Time magazine essentially praised Merkel for laying the foundations of a future catastrophe and going against her own citizens. But, as Deutsche Welle pointed out, Time’s editors don’t have to deal with the consequences of the decisions. To them, it’s simply a glorious example of how political leaders should embrace a post-national, multicultural future with no concern for domestic worries or actual costs.

Merkel’s “compassionate” leadership really isn’t that compassionate — for her own citizens. Instead, it’s just compassion for non-citizens, which places their interests over that of the people the chancellor was elected to serve. Just ask the rural village of 100 that was forced to take in 750 migrants how it felt to have their protests ignored in favor of the interests of the uninvited guests. Or those citizens who had their homes raided by police after criticizing Merkel’s refugee policy online. (RELATED: German Town Of 100 Gets Enriched By 750 Migrants)

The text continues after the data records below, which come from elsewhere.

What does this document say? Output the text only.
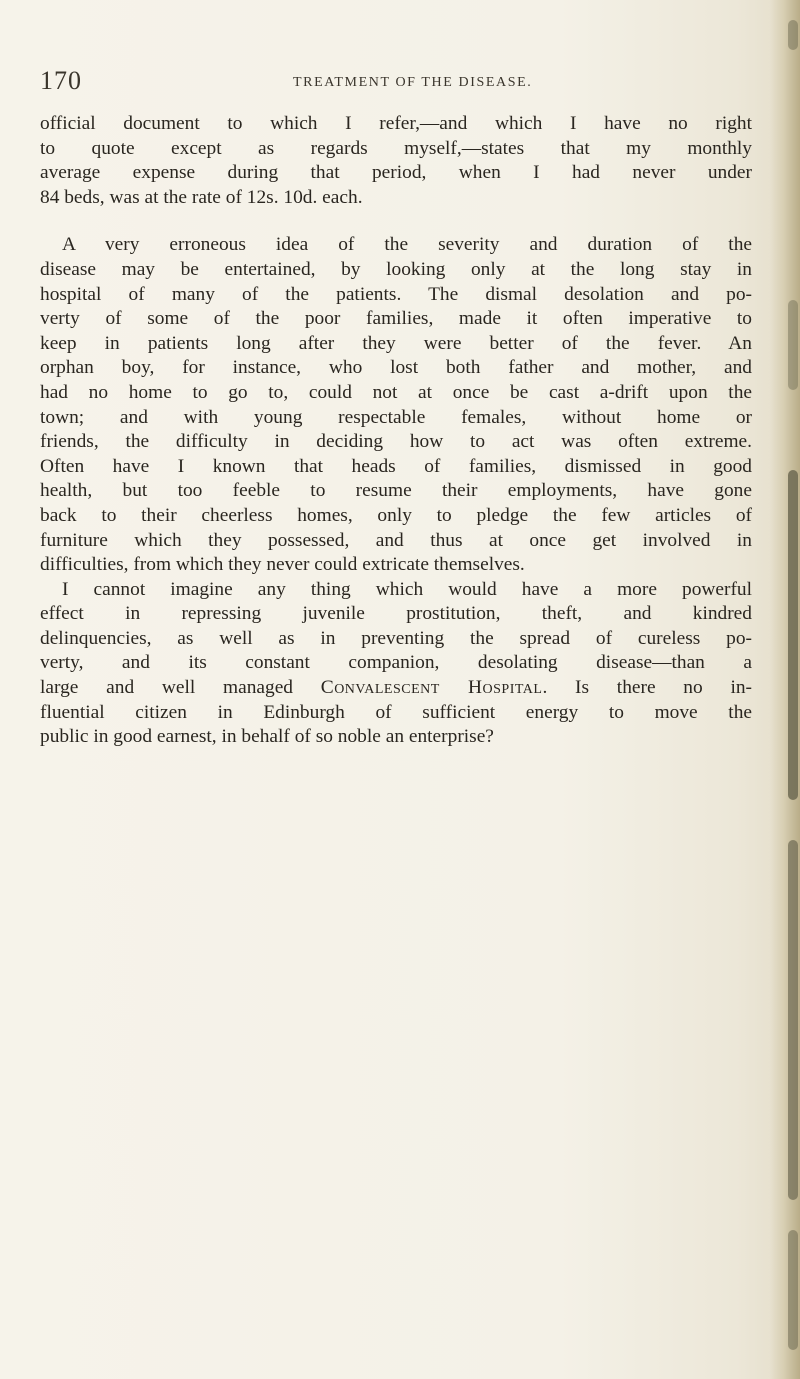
170	TREATMENT OF THE DISEASE.

official document to which I refer,—and which I have no right
to quote except as regards myself,—states that my monthly
average expense during that period, when I had never under
84 beds, was at the rate of 12s. 10d. each.

A very erroneous idea of the severity and duration of the
disease may be entertained, by looking only at the long stay in
hospital of many of the patients. The dismal desolation and po-
verty of some of the poor families, made it often imperative to
keep in patients long after they were better of the fever. An
orphan boy, for instance, who lost both father and mother, and
had no home to go to, could not at once be cast a-drift upon the
town; and with young respectable females, without home or
friends, the difficulty in deciding how to act was often extreme.
Often have I known that heads of families, dismissed in good
health, but too feeble to resume their employments, have gone
back to their cheerless homes, only to pledge the few articles of
furniture which they possessed, and thus at once get involved in
difficulties, from which they never could extricate themselves.

I cannot imagine any thing which would have a more powerful
effect in repressing juvenile prostitution, theft, and kindred
delinquencies, as well as in preventing the spread of cureless po-
verty, and its constant companion, desolating disease—than a
large and well managed Convalescent Hospital. Is there no in-
fluential citizen in Edinburgh of sufficient energy to move the
public in good earnest, in behalf of so noble an enterprise?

But Time seemed to imply that’s what made it brave for the German chancellor to welcome refugees. To go against your people’s voice is apparently a service for the entire world when it involves accepting immigrants. (RELATED: After Paris, Obama And Merkel Bury Their Heads In The Sand)

Liberals on both sides of the Atlantic see the rising influx of migrants as an opportunity to further move their societies to multicultural utopias. The backward and bigoted tendencies of the native culture can be transformed by the new arrivals who are free of the nation’s historical baggage.

Merkel’s complete dedication to the task of refugee resettlement is the kind of leadership left-wing intellectuals want, and is a refutation of the growing national sentiment of the western masses.

As the Person of the Year report made clear, the refugee effort is a chance — in the mind of Merkel and her supporters — to redeem Germany from its sordid Nazi past.

But if it comes at the price of remaining a united nation, is it worth the sacrifice if the only reward is a crummy Time magazine cover?